UNSODO Corporation
- Native name: 美術書出版株式会社芸艸堂
- Founded: 1891; 135 years ago Kyoto, Japan
- Founder: Yamada Naosaburō
- Headquarters: Nakagyo-ku, Kyoto, Japan
- Products: Woodblock prints; Books; Stationery;
- Website: www.unsodo.net

= Unsodo =

Japanese wooblock publishing company

Unsodo (芸艸堂, Unsōdō) is a Japanese publishing company, specializing in art books. The company was founded in 1891 in Kyoto, Japan by Yamada Naosaburō (山田直三郎), and continues operations at its headquarters in Nakagyo-ku, Kyoto. Amongst other products, they produce hand carved and printed woodblock prints.

==Company name==
Unsodo (芸艸堂), contains a combination of the kanji 芸艸 (unsō), meaning Rue, and 堂 (dō), a suffix used to indicate a building. The use of rue in the name is due to its use in traditional Japanese bookmark production, as a way to deter pests from damaging books.

==History==
Founded in Kyoto Japan in 1891, a major part of early production at Unsodo was that of kimono pattern books. Traditional woodblock printing methods would be used, as well as more modern methods, such as collotype printing.
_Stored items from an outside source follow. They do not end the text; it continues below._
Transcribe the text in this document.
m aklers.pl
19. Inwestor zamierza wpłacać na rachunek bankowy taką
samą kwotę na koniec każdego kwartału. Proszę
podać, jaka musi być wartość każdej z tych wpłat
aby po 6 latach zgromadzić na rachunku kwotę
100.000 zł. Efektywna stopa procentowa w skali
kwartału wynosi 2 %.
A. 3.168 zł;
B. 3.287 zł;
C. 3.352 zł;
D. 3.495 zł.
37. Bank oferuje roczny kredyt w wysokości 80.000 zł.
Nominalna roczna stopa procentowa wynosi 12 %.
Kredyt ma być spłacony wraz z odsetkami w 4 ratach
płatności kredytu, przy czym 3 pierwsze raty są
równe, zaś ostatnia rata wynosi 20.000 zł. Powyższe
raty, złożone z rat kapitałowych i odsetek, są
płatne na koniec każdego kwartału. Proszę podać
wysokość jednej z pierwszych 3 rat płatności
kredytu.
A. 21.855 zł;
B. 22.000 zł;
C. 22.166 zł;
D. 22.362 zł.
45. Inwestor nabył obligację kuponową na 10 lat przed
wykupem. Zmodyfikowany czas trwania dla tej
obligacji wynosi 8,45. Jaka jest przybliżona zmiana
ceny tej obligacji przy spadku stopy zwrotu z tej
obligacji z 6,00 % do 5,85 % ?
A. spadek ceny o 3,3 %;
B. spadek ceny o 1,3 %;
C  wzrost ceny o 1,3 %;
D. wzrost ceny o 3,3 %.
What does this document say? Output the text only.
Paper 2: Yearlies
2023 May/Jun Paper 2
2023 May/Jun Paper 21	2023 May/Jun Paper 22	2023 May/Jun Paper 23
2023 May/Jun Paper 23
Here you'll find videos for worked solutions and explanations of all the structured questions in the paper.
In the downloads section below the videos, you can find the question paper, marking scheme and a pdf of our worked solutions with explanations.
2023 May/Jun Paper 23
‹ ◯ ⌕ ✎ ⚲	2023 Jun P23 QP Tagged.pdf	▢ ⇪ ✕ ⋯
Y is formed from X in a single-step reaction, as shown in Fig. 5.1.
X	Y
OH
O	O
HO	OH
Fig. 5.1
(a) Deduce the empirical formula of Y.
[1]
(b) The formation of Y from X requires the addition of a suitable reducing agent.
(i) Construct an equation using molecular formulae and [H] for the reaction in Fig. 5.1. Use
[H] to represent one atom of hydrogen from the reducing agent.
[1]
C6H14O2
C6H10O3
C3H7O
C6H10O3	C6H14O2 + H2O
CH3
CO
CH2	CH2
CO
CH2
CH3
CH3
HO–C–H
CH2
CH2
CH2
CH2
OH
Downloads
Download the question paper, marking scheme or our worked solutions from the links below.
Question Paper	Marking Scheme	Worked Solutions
Over time Unsodo acquired carved woodblocks from other publishers in Japan, and would use them to print under their own Unsodo imprint. Unsodo is the only publisher of art books bound using a traditional method named tesuri mokuhanga (手摺木版画).

Unsodo have also commissioned and collaborate with 20th and 21st century artists to produce original carvings and prints, such as Shiro Kasamatsu, Takeuchi Seihō and Kamisaka Sekka. With Seihō, they produced Seihō's Masterpieces (栖鳳逸品集, Seihō's Ippin Shū) between 1937 and 1942 which was described by Jack Hillier as "one of the most magnificent printing achievements of the twentieth century." With Kasamatsu, they have produced in excess of 100 original Shin-hanga prints between 1898 and 1991, which they continue print.

From 1901 to 1906, Unsodo published the design periodical Shin-Bijutsukai (New Oceans of Art), that was edited by Furuya Kōrin and Kamisaka Sekka.